Got an email question about how to create point grids in GIS format with free software, and the off-the-top-of-my-head solution was fGIS. fGIS (Forestry GIS) is a decent freeware GIS developed by the Wisconsin Department of Natural Resources using the TatukGIS Developer Kernel. Up until late 2005, updated versions were being released regularly as freeware, but a change in the Kernel licensing conditions made that impossible for future versions. The last free version is still available, but is not guaranteed to be bug-free and will never be fixed or updated. Still, it has some useful utilities, including the “Generate Cruise Points” tool, available from the Utilities menu; this tool lets you create random and regularly-spaced point shapefiles for a defined area.

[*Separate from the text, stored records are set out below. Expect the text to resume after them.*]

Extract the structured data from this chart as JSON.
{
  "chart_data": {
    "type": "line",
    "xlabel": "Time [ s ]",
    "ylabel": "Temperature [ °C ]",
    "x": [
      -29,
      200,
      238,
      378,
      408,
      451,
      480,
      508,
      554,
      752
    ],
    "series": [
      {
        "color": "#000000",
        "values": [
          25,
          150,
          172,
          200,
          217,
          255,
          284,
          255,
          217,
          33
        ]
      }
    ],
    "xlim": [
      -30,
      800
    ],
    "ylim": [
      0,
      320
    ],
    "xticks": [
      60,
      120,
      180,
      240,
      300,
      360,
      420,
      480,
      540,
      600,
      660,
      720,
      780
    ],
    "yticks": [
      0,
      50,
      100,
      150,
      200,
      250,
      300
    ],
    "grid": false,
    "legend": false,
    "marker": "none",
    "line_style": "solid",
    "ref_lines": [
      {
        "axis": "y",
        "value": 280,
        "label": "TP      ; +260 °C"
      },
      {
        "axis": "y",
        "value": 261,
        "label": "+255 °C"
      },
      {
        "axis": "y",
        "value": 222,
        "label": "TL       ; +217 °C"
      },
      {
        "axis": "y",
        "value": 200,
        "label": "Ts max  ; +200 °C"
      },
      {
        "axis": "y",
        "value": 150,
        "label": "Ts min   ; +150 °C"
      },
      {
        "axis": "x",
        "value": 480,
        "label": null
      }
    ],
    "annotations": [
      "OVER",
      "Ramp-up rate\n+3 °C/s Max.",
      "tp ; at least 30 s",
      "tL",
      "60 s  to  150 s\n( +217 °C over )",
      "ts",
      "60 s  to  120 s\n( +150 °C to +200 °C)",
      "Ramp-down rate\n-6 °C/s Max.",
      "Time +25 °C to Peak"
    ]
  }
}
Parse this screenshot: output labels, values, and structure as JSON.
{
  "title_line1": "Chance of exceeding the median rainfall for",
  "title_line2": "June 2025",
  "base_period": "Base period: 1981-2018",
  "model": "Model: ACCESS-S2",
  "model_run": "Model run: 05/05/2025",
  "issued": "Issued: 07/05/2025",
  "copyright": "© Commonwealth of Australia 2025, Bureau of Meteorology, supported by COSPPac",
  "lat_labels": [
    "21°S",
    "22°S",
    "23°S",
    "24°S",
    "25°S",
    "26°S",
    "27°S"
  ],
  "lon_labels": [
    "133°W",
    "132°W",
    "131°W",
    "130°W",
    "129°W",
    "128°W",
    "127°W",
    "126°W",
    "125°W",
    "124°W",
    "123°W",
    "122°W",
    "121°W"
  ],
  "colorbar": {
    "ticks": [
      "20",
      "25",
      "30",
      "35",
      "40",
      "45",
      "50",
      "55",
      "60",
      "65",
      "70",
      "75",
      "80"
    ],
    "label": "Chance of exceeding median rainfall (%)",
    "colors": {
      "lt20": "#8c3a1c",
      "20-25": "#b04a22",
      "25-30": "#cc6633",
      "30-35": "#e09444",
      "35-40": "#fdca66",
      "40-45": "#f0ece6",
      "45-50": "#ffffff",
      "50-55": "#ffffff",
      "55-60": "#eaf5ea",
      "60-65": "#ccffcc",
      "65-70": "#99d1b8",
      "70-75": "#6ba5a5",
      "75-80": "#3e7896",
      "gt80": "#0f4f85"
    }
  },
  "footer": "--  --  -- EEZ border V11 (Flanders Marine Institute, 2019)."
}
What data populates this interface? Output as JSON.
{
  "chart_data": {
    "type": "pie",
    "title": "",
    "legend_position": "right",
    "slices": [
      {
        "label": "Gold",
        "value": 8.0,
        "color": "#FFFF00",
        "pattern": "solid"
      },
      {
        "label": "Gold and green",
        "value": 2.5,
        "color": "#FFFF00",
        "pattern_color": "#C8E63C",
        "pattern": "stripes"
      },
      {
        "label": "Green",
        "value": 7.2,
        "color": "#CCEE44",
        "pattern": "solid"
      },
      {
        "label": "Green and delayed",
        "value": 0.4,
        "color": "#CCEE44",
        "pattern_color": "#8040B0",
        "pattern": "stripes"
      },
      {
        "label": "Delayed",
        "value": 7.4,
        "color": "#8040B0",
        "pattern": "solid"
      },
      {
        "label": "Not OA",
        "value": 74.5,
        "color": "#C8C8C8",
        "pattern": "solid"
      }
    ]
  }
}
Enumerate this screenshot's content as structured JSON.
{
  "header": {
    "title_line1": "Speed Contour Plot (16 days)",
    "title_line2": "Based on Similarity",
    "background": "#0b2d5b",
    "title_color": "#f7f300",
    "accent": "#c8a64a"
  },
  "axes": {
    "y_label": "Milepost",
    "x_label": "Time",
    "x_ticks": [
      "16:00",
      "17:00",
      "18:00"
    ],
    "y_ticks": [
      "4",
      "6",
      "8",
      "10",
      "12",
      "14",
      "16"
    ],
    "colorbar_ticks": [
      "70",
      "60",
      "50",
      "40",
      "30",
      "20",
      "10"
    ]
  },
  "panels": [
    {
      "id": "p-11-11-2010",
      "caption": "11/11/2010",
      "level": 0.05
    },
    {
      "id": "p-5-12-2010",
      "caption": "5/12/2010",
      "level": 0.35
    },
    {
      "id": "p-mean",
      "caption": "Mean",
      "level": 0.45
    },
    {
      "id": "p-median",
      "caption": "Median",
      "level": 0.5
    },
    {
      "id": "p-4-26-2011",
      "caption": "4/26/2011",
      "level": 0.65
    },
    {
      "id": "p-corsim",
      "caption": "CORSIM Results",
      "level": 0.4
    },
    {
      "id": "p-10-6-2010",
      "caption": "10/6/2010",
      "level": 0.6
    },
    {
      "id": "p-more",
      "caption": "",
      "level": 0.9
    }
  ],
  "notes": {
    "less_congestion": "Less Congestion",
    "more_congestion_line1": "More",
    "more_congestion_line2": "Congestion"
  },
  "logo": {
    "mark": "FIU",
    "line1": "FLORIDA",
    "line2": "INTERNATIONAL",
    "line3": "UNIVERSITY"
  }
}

Start up fGIS, and you’ll be asked to define a project name right away. The coordinate system will be defined by the first layer you add, either raster or vector, and whatever data layers you add to the program must be in the same coordinate system. The program supports many different formats, vector and raster, including shapefile and GeoTiff. You’ll need to have the area you want gridded defined by a vector layer, either one you open or one you create using the program’s vector editing functions; e.g. you could open a raster GeoTiff, then draw a polygon defining the area you want gridded on top of the raster image. You also need to highlight the polygon area you want to have gridded using the “Pick” tool (the red arrow icon at the top):
Then select Utilities => Generate Cruise Points:
Here, new.shp is the polygon shapefile with the highlighted area to be gridded; specify the output grid point shapefile by clicking on the “Output Shapefile” button (entering the directory in the box at right has no effect). Then choose either a random grid and the number of random points, or a systematic grid with the desired spacing and units. Click OK, and the grid shapefile will be created and added to the map view; if the area is large, and the spacing is small, this may take a while. Here’s that grid shapefile plotted on top of the original raster (zoomed in very close):
With software like DNRGarmin, you could upload such a grid to your GPS as a set of sampling points.